There were two problems with the Western Australian Senate count: the fact that, when counted the first time, it was extremely close, with the critical exclusion decided by just 14 votes; and the fact that, when it came to recounting it, it was discovered that a substantial parcel of ballot papers (1,370 of them) had gone missing.
Neither problem on its own need have been fatal, but the conjunction of the two clearly was. Recounts always pick up errors, as this one certainly did, and because the missing ballot papers couldn’t be recounted, it was impossible to be confident that they would not have changed the result.
But Hayne actually reached this conclusion by a shorter and, to my mind, slightly dubious route.
The Commonwealth Electoral Act provides that defects in an election should not lead to the election being declared void if those defects did not affect the result. But it adds a proviso: if the defect is that some voters have been prevented from voting, then the court, in working out whether or not this affected the result, must not enquire into how they intended to vote. (Because we take the secret ballot seriously.)
What’s that got to do with what happened in Western Australia? The point is that in arguing for a fresh election, the Australian Electoral Commission invited the court to find that the voters whose ballot papers went missing had therefore been “prevented from voting”. Justice Hayne, counterintuitively, agreed.
With that finding, the rest follows easily. The tally from the first count in respect of the missing ballot papers ceases to be admissible as evidence, because it amounts to looking at how those voters intended to vote – even though the lay person would say there’s no question of “intention” about it, since their voting was an accomplished fact. And without looking at that tally there’s no possible alternative to a fresh election.

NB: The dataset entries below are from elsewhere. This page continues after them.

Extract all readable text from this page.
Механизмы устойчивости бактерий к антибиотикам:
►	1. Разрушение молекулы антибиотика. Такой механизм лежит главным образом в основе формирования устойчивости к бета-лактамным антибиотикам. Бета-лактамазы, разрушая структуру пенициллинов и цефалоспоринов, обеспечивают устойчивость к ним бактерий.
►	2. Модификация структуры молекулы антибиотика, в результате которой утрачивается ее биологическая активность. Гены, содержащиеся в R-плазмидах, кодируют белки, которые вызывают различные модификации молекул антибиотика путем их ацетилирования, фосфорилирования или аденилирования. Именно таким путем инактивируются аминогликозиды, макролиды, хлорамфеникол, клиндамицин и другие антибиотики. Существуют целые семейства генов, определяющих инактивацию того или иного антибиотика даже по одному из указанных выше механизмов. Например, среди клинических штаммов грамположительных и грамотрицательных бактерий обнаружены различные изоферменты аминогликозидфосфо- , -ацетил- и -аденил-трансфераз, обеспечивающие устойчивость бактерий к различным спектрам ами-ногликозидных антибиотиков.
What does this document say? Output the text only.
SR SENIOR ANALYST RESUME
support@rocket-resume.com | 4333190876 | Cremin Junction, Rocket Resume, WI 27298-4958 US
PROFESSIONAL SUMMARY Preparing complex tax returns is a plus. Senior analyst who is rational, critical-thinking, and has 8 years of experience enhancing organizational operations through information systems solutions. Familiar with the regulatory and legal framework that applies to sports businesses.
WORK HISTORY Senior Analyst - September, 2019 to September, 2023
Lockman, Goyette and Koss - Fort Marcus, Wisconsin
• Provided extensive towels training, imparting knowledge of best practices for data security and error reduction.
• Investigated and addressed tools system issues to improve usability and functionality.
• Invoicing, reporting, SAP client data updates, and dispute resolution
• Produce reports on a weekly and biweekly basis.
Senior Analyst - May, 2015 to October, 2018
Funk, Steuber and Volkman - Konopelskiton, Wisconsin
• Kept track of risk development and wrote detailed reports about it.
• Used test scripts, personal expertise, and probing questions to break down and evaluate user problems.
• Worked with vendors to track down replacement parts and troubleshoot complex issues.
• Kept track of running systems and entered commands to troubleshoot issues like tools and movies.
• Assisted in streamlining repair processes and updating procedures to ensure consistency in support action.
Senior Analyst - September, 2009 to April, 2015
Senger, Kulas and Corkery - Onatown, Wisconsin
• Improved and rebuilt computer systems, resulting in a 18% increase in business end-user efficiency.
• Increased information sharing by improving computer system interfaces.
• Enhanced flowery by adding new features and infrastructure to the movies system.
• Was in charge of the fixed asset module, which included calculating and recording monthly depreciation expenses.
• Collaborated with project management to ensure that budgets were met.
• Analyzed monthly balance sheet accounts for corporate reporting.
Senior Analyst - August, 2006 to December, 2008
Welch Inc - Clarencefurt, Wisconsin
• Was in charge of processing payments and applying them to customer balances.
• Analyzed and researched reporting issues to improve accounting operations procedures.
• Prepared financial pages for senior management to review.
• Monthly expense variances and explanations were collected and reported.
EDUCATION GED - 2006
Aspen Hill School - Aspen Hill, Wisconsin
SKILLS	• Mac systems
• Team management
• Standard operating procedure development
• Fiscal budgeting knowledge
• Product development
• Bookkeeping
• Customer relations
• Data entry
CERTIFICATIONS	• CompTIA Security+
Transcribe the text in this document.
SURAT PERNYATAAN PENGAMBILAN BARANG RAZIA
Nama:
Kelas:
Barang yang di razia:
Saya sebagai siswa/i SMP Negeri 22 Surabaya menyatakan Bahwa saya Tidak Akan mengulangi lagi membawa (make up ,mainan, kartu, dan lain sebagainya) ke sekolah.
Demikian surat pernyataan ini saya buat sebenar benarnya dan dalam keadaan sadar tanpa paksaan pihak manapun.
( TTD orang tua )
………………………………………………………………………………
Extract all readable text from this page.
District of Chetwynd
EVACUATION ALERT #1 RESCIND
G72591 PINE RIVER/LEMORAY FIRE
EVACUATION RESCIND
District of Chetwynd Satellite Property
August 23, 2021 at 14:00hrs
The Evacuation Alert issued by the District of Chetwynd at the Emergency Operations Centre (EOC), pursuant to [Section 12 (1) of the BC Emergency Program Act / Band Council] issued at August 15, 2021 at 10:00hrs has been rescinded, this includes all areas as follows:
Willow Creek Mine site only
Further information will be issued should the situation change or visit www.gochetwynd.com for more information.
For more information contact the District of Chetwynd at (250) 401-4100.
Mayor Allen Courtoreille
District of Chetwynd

I think the outcome here is correct, but Hayne’s finding is more sweeping than it needs to be. On his reasoning, the extreme closeness of the result becomes irrelevant: even if the margin were a thousand votes, it would still be possible for the missing ballot papers to have made the difference, if you don’t permit yourself to enquire into who they were for.
If the AEC keeps losing bunches of votes, then that’s a precedent that may have unfortunate consequences at some point in the future.
But either way, Western Australians will be heading back to the polls, in what amounts to Australia’s biggest ever by-election. They will do so with knowledge not just of the Abbott government’s performance in its first six months, but also of just how they can affect its Senate prospects. As Rob Burgess put it this morning, “WA voters are like poker players who have seen all the other players’ hands, but still get to pick up one more card and place bets.”
So what should we be looking for in a fresh election?
Although the recount ostensibly changed the result, in terms of the balance of power in the Senate both results were fundamentally the same. The Liberal Party got three senators, Labor and the Greens two between them, and the last went to a right-wing minor party (either the Palmer United Party or the Sports Party).
That 3-2-1 result is the best that the Coalition can hope for, so its aim will be to repeat it. The opposition’s goal will be to get both the second Labor candidate and the Green elected; most probably at the expense of the minor candidate (3-3-0), but ideally at the expense of the third Liberal (2-3-1).
All three possibilities preserve the basic situation in relation to Senate control after 1 July: neither the government nor the Labor/Greens combination will have a majority, with both depending on an unpredictable mix of minor parties. But an extra opposition seat, especially if it’s taken directly from the government, would make the Coalition’s task just that little bit harder.